Последовало долгое молчание. Осло провел ладонью по вспотевшему лбу. Вуд, снова улыбнувшись, добавила:
— Я предлагаю тебе сотрудничать именно с такой «несправедливостью».
— Ты не изменилась, — выдавил Осло. — Ты не изменилась, Эйприл. Чего ты на самом деле хочешь не допустить? Потери картины или потери своей веры в себя?
— Хирум.
Этот наэлектризованный шепот. Это ледяное журчание, парализующее тебя, как змея парализует жертву. Вуд склонилась вперед, будто ее тело утратило центр тяжести. Она заговорила крайне медленно, и от ее голоса Осло заерзал на стуле.
— Хирум, если хочешь мне помочь, выскажи, блядь, твое голимое мнение.
Помолчав, бесстрастная Вуд, не сводя голубых кварцевых глаз с Осло, добавила:
— Хирум, прости за этот поспешный визит. На самом деле ты и так уже мне очень помог. Ты не обязан делать это и дальше.
— Нет, подожди, дай каталог. Я просмотрю его и позвоню тебе завтра. Если увижу какую-то картину, с большей степенью вероятности подпадающую под твои характеристики, сразу скажу.
Прежде чем продолжить, он на мгновение заколебался, будто оценивая, стоит ли просить об этом хлипком обещании человека, который смотрел так, как смотрела она, и говорил таким ужасным голосом.
— Эйприл, обещай мне, что постараешься, чтоб никто не пострадал.
Она кивнула и вручила ему каталог. Потом встала, и Осло проводил ее назад к дому.
Над миром сгущалась ночь.
●●●
Куда ни глянь — всюду в сумерках открываются ладони, словно пытаются что-то поймать. Они висят на фонарях, лепятся к стенам и к бронированным коробкам трамваев, развеваются на арках пересекающих каналы мостов.
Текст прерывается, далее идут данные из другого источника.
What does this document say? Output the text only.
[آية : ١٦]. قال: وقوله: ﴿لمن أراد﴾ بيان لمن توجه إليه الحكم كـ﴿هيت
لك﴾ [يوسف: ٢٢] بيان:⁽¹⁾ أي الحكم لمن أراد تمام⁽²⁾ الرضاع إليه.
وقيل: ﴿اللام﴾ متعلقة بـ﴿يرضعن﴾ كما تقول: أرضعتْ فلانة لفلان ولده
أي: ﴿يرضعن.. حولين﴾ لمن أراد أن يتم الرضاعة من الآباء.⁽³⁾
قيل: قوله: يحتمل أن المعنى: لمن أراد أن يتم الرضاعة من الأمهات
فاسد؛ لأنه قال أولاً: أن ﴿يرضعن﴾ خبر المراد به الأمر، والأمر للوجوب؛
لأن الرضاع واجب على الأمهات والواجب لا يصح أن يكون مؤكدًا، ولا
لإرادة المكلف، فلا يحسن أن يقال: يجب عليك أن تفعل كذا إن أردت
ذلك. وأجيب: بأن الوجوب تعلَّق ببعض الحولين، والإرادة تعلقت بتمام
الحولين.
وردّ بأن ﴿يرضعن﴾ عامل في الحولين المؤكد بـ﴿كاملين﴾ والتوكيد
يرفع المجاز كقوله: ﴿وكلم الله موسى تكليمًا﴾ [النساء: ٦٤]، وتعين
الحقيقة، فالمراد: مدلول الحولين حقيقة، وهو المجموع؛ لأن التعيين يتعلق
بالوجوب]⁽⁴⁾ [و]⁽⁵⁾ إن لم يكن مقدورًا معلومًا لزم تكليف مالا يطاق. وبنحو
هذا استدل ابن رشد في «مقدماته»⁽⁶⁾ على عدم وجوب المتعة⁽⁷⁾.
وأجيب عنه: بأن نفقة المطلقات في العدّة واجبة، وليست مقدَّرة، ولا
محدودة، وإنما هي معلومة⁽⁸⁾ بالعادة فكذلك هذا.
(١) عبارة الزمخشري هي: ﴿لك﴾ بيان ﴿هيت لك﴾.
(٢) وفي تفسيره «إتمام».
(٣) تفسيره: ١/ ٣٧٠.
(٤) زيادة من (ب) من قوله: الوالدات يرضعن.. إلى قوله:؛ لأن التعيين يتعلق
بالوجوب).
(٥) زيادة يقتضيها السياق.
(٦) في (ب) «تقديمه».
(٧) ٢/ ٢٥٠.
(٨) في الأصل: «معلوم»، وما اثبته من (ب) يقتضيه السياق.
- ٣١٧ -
Это изображение выбрали для рекламной кампании коллекции «Рембрандт»: рука Ангела из «Иакова, борющегося с ангелом», картины, которая будет представлена прессе в «Старом ателье» уже сегодня, в четверг, 13 июля, картины, которая откроет самую поразительную выставку за последние десять лет.
Босх с волнением думал, что более подходящую эмблему найти трудно. Он знал о другой протянутой в темноте руке, старающейся что-то поймать. По мере того как проходили дни, опасения, посеянные в нем Вуд, сгущались. Если раньше у него были какие-то сомнения в том, что Художник совершит атаку на «Рембрандта», теперь он в этом не сомневался. Он был уверен, что преступник находится здесь, в Амстердаме, и что он подготовил стратегический план. Он непременно уничтожит одну из картин, если только они не найдут способ его задержать. Или защитить картину. Или расставить ловушку.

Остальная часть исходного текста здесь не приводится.